Над холмами грянул пистолетный выстрел. Элиза даже не вздрогнула. Как и Веллингтон. Внешне Элиза, возможно, ви­ду и не подала, но про себя поклялась Молли отомстить за нее. Когда они с Веллингтоном уберутся из этого места, наступит расплата за все, что Общество Феникса так беспечно растопта­ло своими ногами. Очевидно, Молли никому не рассказала про «еще одну курицу в лисьей норе», но это было слабым утеше­нием. Элиза уже никогда не сможет забыть лицо девушки.

Веллингтон посмотрел на нее, а затем скривил губы в при­творной усмешке.

—   А я считал, что Общество Феникса нестрого придержи­вается своих высоких стандартов. Приятно было узнать, что дисциплина здесь соблюдается столь хорошо. — Он обнял ру­кой Элизу и притянул ее поближе к себе. В напряжении его руки она чувствовала бушевавшую внутри ярость, но внешне он виду не подавал. — И что вы — хороший стрелок.

—   Благодарю вас, старина. — Дивейн покачал головой. — Хотя вы меня немного разочаровали.

Пальцы Элизы сжались на руке Веллингтона, но тот лишь спокойно ответил:

—   Я не заканчиваю то, что было начато другими, лорд Ди­вейн, и сам бы я не промахнулся.

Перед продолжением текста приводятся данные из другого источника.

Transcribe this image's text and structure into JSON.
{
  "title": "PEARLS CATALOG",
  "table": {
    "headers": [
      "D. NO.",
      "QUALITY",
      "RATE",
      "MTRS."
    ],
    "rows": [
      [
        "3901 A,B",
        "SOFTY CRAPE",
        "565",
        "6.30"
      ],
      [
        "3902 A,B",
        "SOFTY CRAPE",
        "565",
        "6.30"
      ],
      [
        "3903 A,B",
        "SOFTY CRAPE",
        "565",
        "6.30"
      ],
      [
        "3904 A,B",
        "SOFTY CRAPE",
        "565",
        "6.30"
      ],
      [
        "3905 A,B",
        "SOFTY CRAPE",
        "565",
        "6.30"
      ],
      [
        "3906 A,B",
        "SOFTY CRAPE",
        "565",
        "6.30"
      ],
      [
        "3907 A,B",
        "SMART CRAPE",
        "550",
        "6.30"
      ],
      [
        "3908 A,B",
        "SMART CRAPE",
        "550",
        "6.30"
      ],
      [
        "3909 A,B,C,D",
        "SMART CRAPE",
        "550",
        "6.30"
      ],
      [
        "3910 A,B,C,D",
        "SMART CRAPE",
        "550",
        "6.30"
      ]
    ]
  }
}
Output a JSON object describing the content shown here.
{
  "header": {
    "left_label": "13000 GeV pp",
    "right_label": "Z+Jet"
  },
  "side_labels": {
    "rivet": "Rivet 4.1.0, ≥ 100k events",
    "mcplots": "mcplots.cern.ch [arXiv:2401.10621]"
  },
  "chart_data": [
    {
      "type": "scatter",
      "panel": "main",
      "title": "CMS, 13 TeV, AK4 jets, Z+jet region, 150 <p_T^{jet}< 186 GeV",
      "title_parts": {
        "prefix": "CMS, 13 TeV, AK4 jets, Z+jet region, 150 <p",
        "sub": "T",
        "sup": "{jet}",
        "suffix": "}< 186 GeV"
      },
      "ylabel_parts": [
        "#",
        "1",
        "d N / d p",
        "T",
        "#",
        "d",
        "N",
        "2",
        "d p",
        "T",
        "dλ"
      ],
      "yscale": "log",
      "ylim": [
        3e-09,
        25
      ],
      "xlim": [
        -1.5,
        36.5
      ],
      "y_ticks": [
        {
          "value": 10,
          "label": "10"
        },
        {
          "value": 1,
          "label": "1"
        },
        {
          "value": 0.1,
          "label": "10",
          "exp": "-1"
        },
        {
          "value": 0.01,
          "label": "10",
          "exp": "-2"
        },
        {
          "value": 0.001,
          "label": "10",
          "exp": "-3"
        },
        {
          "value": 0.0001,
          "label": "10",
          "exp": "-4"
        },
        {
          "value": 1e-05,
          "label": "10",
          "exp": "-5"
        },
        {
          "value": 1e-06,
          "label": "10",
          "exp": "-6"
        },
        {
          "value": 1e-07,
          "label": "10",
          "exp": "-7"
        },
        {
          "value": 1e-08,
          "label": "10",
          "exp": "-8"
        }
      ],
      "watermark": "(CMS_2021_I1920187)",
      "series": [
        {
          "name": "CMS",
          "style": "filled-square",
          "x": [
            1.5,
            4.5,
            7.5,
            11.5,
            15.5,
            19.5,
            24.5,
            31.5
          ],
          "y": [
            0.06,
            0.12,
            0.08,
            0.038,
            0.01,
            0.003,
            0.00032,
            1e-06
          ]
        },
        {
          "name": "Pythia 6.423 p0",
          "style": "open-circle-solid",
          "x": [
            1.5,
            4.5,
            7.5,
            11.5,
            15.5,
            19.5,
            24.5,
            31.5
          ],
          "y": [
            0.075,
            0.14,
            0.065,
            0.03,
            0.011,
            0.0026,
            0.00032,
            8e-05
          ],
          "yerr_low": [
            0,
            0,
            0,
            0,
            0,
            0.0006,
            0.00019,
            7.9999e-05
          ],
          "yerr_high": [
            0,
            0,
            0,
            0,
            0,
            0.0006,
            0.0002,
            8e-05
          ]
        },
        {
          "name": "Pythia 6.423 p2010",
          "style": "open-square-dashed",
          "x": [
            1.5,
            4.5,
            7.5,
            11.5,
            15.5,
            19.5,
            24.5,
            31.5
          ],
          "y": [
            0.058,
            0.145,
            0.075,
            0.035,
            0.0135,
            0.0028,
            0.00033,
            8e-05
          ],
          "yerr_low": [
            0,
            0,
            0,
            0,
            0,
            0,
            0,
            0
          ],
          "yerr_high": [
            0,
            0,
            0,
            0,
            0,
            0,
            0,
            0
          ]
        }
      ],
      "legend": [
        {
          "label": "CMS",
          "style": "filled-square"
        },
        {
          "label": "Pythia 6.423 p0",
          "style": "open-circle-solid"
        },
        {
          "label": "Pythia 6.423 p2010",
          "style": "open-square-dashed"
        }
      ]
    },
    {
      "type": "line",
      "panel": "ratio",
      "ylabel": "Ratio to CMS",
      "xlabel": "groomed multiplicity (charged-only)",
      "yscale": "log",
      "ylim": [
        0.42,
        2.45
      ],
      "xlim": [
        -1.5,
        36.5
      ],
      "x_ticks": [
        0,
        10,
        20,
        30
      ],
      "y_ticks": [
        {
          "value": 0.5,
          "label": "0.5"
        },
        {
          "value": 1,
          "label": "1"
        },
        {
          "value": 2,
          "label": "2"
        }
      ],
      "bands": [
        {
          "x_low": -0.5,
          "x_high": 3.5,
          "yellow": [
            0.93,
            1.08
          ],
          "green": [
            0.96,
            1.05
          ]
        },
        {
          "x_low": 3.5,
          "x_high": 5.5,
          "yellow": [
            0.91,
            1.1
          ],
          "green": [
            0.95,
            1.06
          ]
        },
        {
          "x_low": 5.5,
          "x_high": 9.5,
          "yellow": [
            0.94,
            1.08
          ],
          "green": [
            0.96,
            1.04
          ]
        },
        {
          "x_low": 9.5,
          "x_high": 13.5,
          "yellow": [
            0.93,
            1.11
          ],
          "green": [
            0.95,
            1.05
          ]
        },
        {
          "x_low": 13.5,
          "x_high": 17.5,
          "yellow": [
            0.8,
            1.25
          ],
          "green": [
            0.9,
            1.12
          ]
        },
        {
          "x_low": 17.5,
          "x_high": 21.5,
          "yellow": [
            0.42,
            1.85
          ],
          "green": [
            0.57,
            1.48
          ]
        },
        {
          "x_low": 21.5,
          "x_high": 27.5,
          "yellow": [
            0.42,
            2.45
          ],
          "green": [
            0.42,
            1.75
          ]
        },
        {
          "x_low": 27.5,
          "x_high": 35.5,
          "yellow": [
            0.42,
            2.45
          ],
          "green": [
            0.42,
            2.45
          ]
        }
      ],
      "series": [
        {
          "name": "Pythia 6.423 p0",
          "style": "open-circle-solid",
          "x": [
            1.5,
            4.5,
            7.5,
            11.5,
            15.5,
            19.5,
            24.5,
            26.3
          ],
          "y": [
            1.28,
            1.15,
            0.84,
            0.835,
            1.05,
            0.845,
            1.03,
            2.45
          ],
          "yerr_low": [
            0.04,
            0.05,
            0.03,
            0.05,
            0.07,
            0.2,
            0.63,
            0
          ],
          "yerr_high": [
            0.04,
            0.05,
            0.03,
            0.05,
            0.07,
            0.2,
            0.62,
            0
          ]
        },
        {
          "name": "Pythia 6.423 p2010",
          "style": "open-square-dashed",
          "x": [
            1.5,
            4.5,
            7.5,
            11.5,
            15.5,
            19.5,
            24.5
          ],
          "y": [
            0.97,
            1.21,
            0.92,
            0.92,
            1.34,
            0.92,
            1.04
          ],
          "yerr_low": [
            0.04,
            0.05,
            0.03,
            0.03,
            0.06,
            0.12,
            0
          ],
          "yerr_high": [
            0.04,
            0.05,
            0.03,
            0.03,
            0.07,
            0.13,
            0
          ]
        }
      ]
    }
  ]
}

—   Прекрасная стрельба, Барти! — крикнул Хавелок, ко­торый направлялся к ним со стороны особняка. Улыбка его была широкой и обаятельной, как у акулы. — Но что случи­лось с этой женщиной?

—   Возможно, я выпил сутра слишком много бренди, — по­жал плечами Дивейн, не сводя глаз с Веллингтона. — В сле­дующий раз постараюсь быть точнее.

—Да уж, постарайтесь, — проворчал тот. Хавелок затем повернулся к Веллингтону и Элизе, стараясь ободряющим взглядом вернуть им утраченное веселье. — Эти Фэрбенксы, как мы выяснили, были журналистами. Они собирались напи­сать статью про частные клубы, вроде нашего. Мы просто не могли этого допустить.

—   Разумеется, не могли, доктор Хавелок, — быстро под­держал его Дивейн.

—   А теперь, — с улыбкой сказал Хавелок, — как насчет того, чтобы перекусить?

—   Если только холодные закуски не имеют ничего общего с тем, что сейчас подстрелил лорд Дивейн, — ухмыльнулся Веллингтон.

Элиза заметила, что Дивейн поддержал шутку смехом, а Ха­велок промолчал. Лицо его оставалось холодным, как камень.

—   Мы находимся не в колониях, Сент-Джонс. Мы — ци­вилизованное общество. — Он поправил свой воротничок. — Мы сделаем из них чучела и повесим на всеобщее обозрение.

По интонации его голоса было трудно сказать, шутит он или нет. В любом случае, Элиза решила, что, в какие бы игры их ни втягивали, сегодня ночью они на самом деле исполнили свои роли неплохо.